After news of the disastrous defeat at Isandlwana, the successful defence of Rorke's Drift was celebrated by the British press and public. As the officers in command, Chard and Bromhead were singled out for particular praise. However, some of their fellow officers resented the plaudits bestowed on the pair, believing that they merely performed their duty by defending the outpost. Chelmsford's successor, Lieutenant-General Sir Garnet Wolseley, described the praise as "monstrous". A bemused Clery remarked that "Reputations are being made and lost here in an almost comical fashion... [Bromhead is a] capital fellow at everything except soldiering" while Lieutenant Henry Curling, who was also at Rorke's Drift with Bromhead after the battle, wrote "It is very amusing to read the accounts of Chard and Bromhead... Bromhead is a stupid old fellow, as deaf as a post. Is it not curious how some men are forced into notoriety?" Nevertheless, on 2 May it was announced that as a result of the action Bromhead had been promoted to captain and brevet major, and he had been awarded the Victoria Cross, the highest decoration for gallantry that could be awarded to British troops. The citation for the award was published in the London Gazette:

THE Queen has been graciously pleased to signify Her intention to confer the decoration of the Victoria Cross on the undermentioned Officers and Soldiers of Her Majesty's Army, whose claims have been submitted for Her Majesty's approval, for their gallant conduct in the defence of Rorke's Drift, on the occasion of the attack by the Zulus, as recorded against their names, viz.:—

For their gallant conduct at the defence of Rorke's Drift, on the occasion of the attack by the Zulus on the 22nd and 23rd January, 1879.

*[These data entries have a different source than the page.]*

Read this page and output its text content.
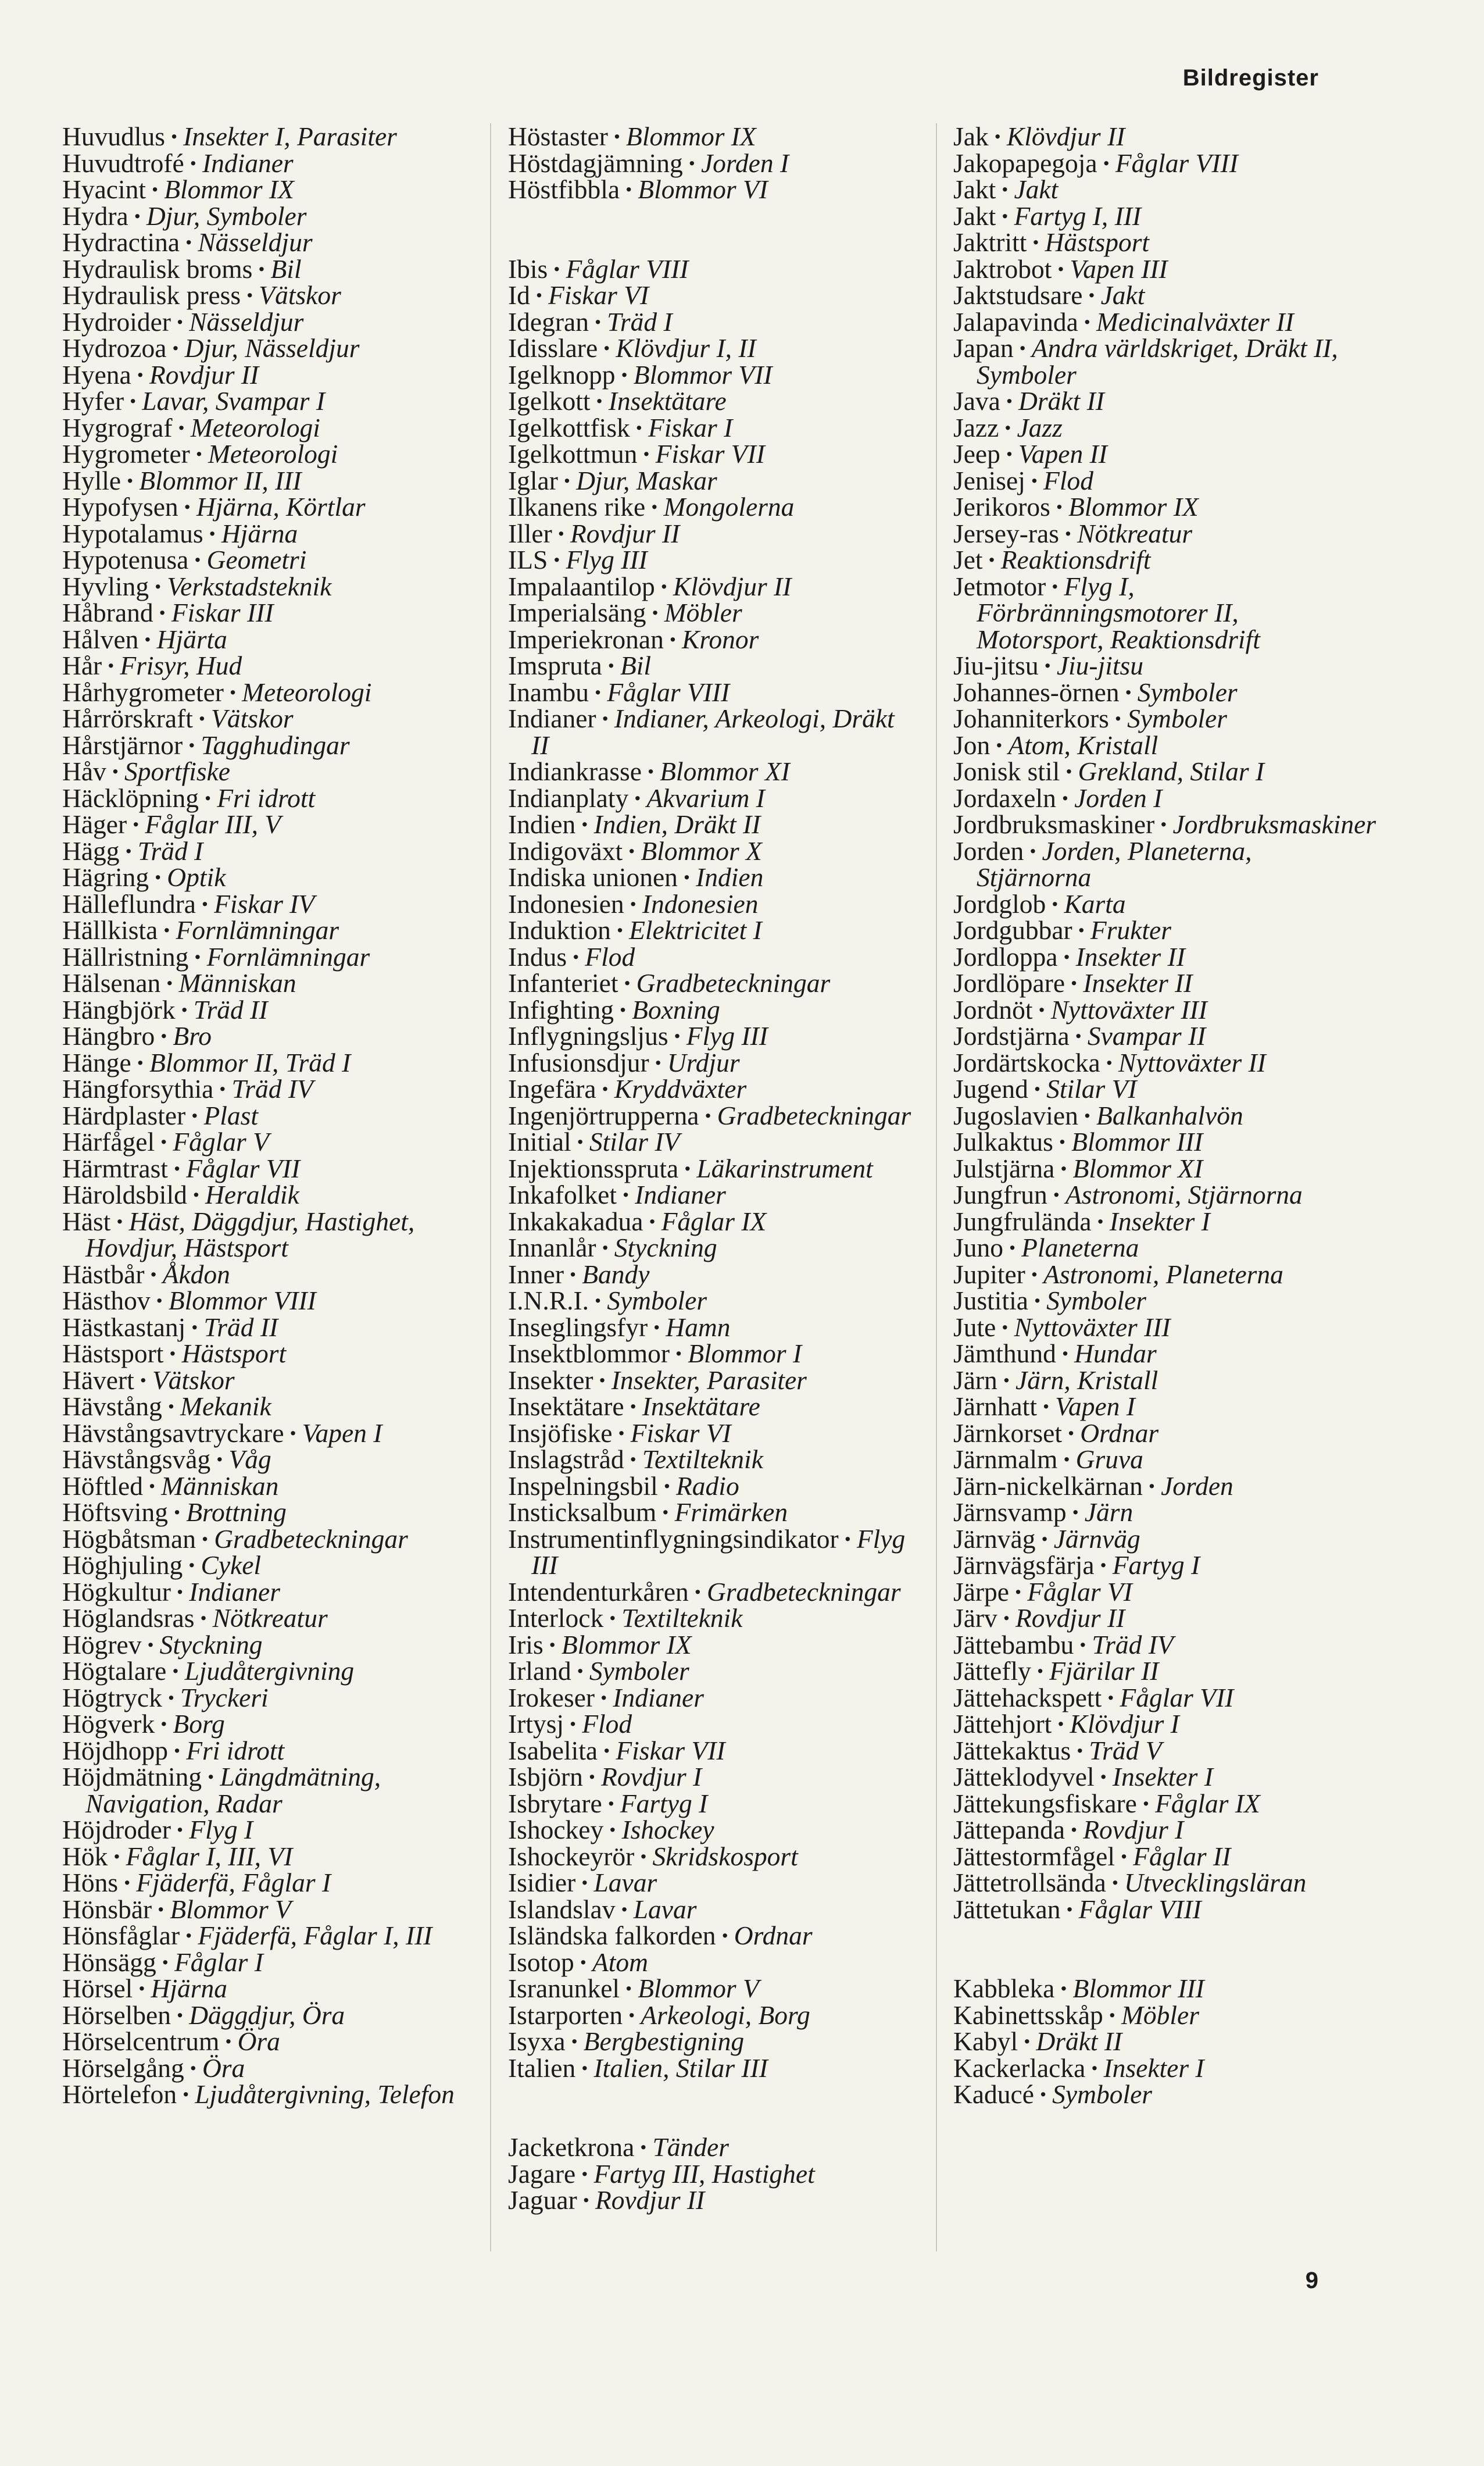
Bildregister

Huvudlus · Insekter I, Parasiter

Huvudtrofé · Indianer

Hyacint · Blommor IX

Hydra · Djur, Symboler

Hydractina · Nässeldjur

Hydraulisk broms · Bil

Hydraulisk press · Vätskor

Hydroider · Nässeldjur

Hydrozoa · Djur, Nässeldjur

Hyena · Rovdjur II

Hyfer · Lavar, Svampar I

Hygrograf · Meteorologi

Hygrometer · Meteorologi

Hylle · Blommor II, III

Hypofysen · Hjärna, Körtlar

Hypotalamus · Hjärna

Hypotenusa · Geometri

Hyvling · Verkstadsteknik

Håbrand · Fiskar III

Hålven · Hjärta

Hår · Frisyr, Hud

Hårhygrometer · Meteorologi

Hårrörskraft · Vätskor

Hårstjärnor · Tagghudingar

Håv · Sportfiske

Häcklöpning · Fri idrott

Häger · Fåglar III, V

Hägg · Träd I

Hägring · Optik

Hälleflundra · Fiskar IV

Hällkista · Fornlämningar

Hällristning · Fornlämningar

Hälsenan · Människan

Hängbjörk · Träd II

Hängbro · Bro

Hänge · Blommor II, Träd I

Hängforsythia · Träd IV

Härdplaster · Plast

Härfågel · Fåglar V

Härmtrast · Fåglar VII

Häroldsbild · Heraldik

Häst · Häst, Däggdjur, Hastighet, Hovdjur, Hästsport

Hästbår · Åkdon

Hästhov · Blommor VIII

Hästkastanj · Träd II

Hästsport · Hästsport

Hävert · Vätskor

Hävstång · Mekanik

Hävstångsavtryckare · Vapen I

Hävstångsvåg · Våg

Höftled · Människan

Höftsving · Brottning

Högbåtsman · Gradbeteckningar

Höghjuling · Cykel

Högkultur · Indianer

Höglandsras · Nötkreatur

Högrev · Styckning

Högtalare · Ljudåtergivning

Högtryck · Tryckeri

Högverk · Borg

Höjdhopp · Fri idrott

Höjdmätning · Längdmätning, Navigation, Radar

Höjdroder · Flyg I

Hök · Fåglar I, III, VI

Höns · Fjäderfä, Fåglar I

Hönsbär · Blommor V

Hönsfåglar · Fjäderfä, Fåglar I, III

Hönsägg · Fåglar I

Hörsel · Hjärna

Hörselben · Däggdjur, Öra

Hörselcentrum · Öra

Hörselgång · Öra

Hörtelefon · Ljudåtergivning, Telefon

Höstaster · Blommor IX

Höstdagjämning · Jorden I

Höstfibbla · Blommor VI

Ibis · Fåglar VIII

Id · Fiskar VI

Idegran · Träd I

Idisslare · Klövdjur I, II

Igelknopp · Blommor VII

Igelkott · Insektätare

Igelkottfisk · Fiskar I

Igelkottmun · Fiskar VII

Iglar · Djur, Maskar

Ilkanens rike · Mongolerna

Iller · Rovdjur II

ILS · Flyg III

Impalaantilop · Klövdjur II

Imperialsäng · Möbler

Imperiekronan · Kronor

Imspruta · Bil

Inambu · Fåglar VIII

Indianer · Indianer, Arkeologi, Dräkt II

Indiankrasse · Blommor XI

Indianplaty · Akvarium I

Indien · Indien, Dräkt II

Indigoväxt · Blommor X

Indiska unionen · Indien

Indonesien · Indonesien

Induktion · Elektricitet I

Indus · Flod

Infanteriet · Gradbeteckningar

Infighting · Boxning

Inflygningsljus · Flyg III

Infusionsdjur · Urdjur

Ingefära · Kryddväxter

Ingenjörtrupperna · Gradbeteckningar

Initial · Stilar IV

Injektionsspruta · Läkarinstrument

Inkafolket · Indianer

Inkakakadua · Fåglar IX

Innanlår · Styckning

Inner · Bandy

I.N.R.I. · Symboler

Inseglingsfyr · Hamn

Insektblommor · Blommor I

Insekter · Insekter, Parasiter

Insektätare · Insektätare

Insjöfiske · Fiskar VI

Inslagstråd · Textilteknik

Inspelningsbil · Radio

Insticksalbum · Frimärken

Instrumentinflygningsindikator · Flyg III

Intendenturkåren · Gradbeteckningar

Interlock · Textilteknik

Iris · Blommor IX

Irland · Symboler

Irokeser · Indianer

Irtysj · Flod

Isabelita · Fiskar VII

Isbjörn · Rovdjur I

Isbrytare · Fartyg I

Ishockey · Ishockey

Ishockeyrör · Skridskosport

Isidier · Lavar

Islandslav · Lavar

Isländska falkorden · Ordnar

Isotop · Atom

Isranunkel · Blommor V

Istarporten · Arkeologi, Borg

Isyxa · Bergbestigning

Italien · Italien, Stilar III

Jacketkrona · Tänder

Jagare · Fartyg III, Hastighet

Jaguar · Rovdjur II

Jak · Klövdjur II

Jakopapegoja · Fåglar VIII

Jakt · Jakt

Jakt · Fartyg I, III

Jaktritt · Hästsport

Jaktrobot · Vapen III

Jaktstudsare · Jakt

Jalapavinda · Medicinalväxter II

Japan · Andra världskriget, Dräkt II, Symboler

Java · Dräkt II

Jazz · Jazz

Jeep · Vapen II

Jenisej · Flod

Jerikoros · Blommor IX

Jersey-ras · Nötkreatur

Jet · Reaktionsdrift

Jetmotor · Flyg I, Förbränningsmotorer II, Motorsport, Reaktionsdrift

Jiu-jitsu · Jiu-jitsu

Johannes-örnen · Symboler

Johanniterkors · Symboler

Jon · Atom, Kristall

Jonisk stil · Grekland, Stilar I

Jordaxeln · Jorden I

Jordbruksmaskiner · Jordbruksmaskiner

Jorden · Jorden, Planeterna, Stjärnorna

Jordglob · Karta

Jordgubbar · Frukter

Jordloppa · Insekter II

Jordlöpare · Insekter II

Jordnöt · Nyttoväxter III

Jordstjärna · Svampar II

Jordärtskocka · Nyttoväxter II

Jugend · Stilar VI

Jugoslavien · Balkanhalvön

Julkaktus · Blommor III

Julstjärna · Blommor XI

Jungfrun · Astronomi, Stjärnorna

Jungfrulända · Insekter I

Juno · Planeterna

Jupiter · Astronomi, Planeterna

Justitia · Symboler

Jute · Nyttoväxter III

Jämthund · Hundar

Järn · Järn, Kristall

Järnhatt · Vapen I

Järnkorset · Ordnar

Järnmalm · Gruva

Järn-nickelkärnan · Jorden

Järnsvamp · Järn

Järnväg · Järnväg

Järnvägsfärja · Fartyg I

Järpe · Fåglar VI

Järv · Rovdjur II

Jättebambu · Träd IV

Jättefly · Fjärilar II

Jättehackspett · Fåglar VII

Jättehjort · Klövdjur I

Jättekaktus · Träd V

Jätteklodyvel · Insekter I

Jättekungsfiskare · Fåglar IX

Jättepanda · Rovdjur I

Jättestormfågel · Fåglar II

Jättetrollsända · Utvecklingsläran

Jättetukan · Fåglar VIII

Kabbleka · Blommor III

Kabinettsskåp · Möbler

Kabyl · Dräkt II

Kackerlacka · Insekter I

Kaducé · Symboler

9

Royal Engineers Lieutenant (now Captain and Brevet Major) J. R. M. Chard

2nd Battalion 24th Regiment Lieutenant (now Captain and Brevet Major) G. Bromhead

The Lieutenant-General commanding the troops reports that, had it not been for the fine example and excellent behaviour of these two Officers under the most trying circumstances, the defence of Rorke's Drift post would not have been conducted with that intelligence and tenacity which so essentially characterised it.

The Lieutenant-General adds, that its success must, in a great degree, be attributable to the two young Officers who exercised the Chief Command on the occasion in question.

==Later career and death==
On Bromhead's return to England, the villagers of Thurlby presented him with an illuminated address and a revolver, and the citizens of Lincoln awarded him a sword in recognition of his services in the Zulu campaign. He and Chard were invited to dine with Queen Victoria at Balmoral, but Bromhead was fishing in Ireland and did not receive the invitation until the date had passed. The Queen did not invite him again, but instead sent him a photograph of herself. Bromhead was posted to Gibraltar in 1880, and in August was dispatched to India, where he remained until March 1881. He then returned to England, where he attended the School of Musketry, Hythe, between October and December 1882, and gained a First Class Extra Certificate. He returned to India in 1883 with his battalion, which was based at Secunderabad, and was promoted to full major on 4 April that year. From 27 October 1886 to 24 May 1888, he served in Burma, where the battalion took part in the Third Anglo-Burmese War, being used to pacify the north of the region. The battalion was subsequently posted to Allahabad, India, where Bromhead died of typhoid fever on 9 February 1891 at the age of 45. Bromhead was buried in the New Cantonment Cemetery in Allahabad.

==Legacy==
Bromhead's Victoria Cross medal is owned by his family, and is displayed at the Regimental Museum of The Royal Welsh in Brecon in Wales.

===In the media===
Bromhead was portrayed by Michael Caine, in his first major film role, in the 1964 film Zulu, which depicted the defence of Rorke's Drift; Caine's Bromhead is a foppish aristocrat who fought well when the battle began. Bromhead is a main character in Peter Ho Davies's story "Relief", which appeared first in The Paris Review and was later published in Davies's 1997 collection The Ugliest House in the World. Bromhead was played by Edwin Field in a 1994 documentary on the battle.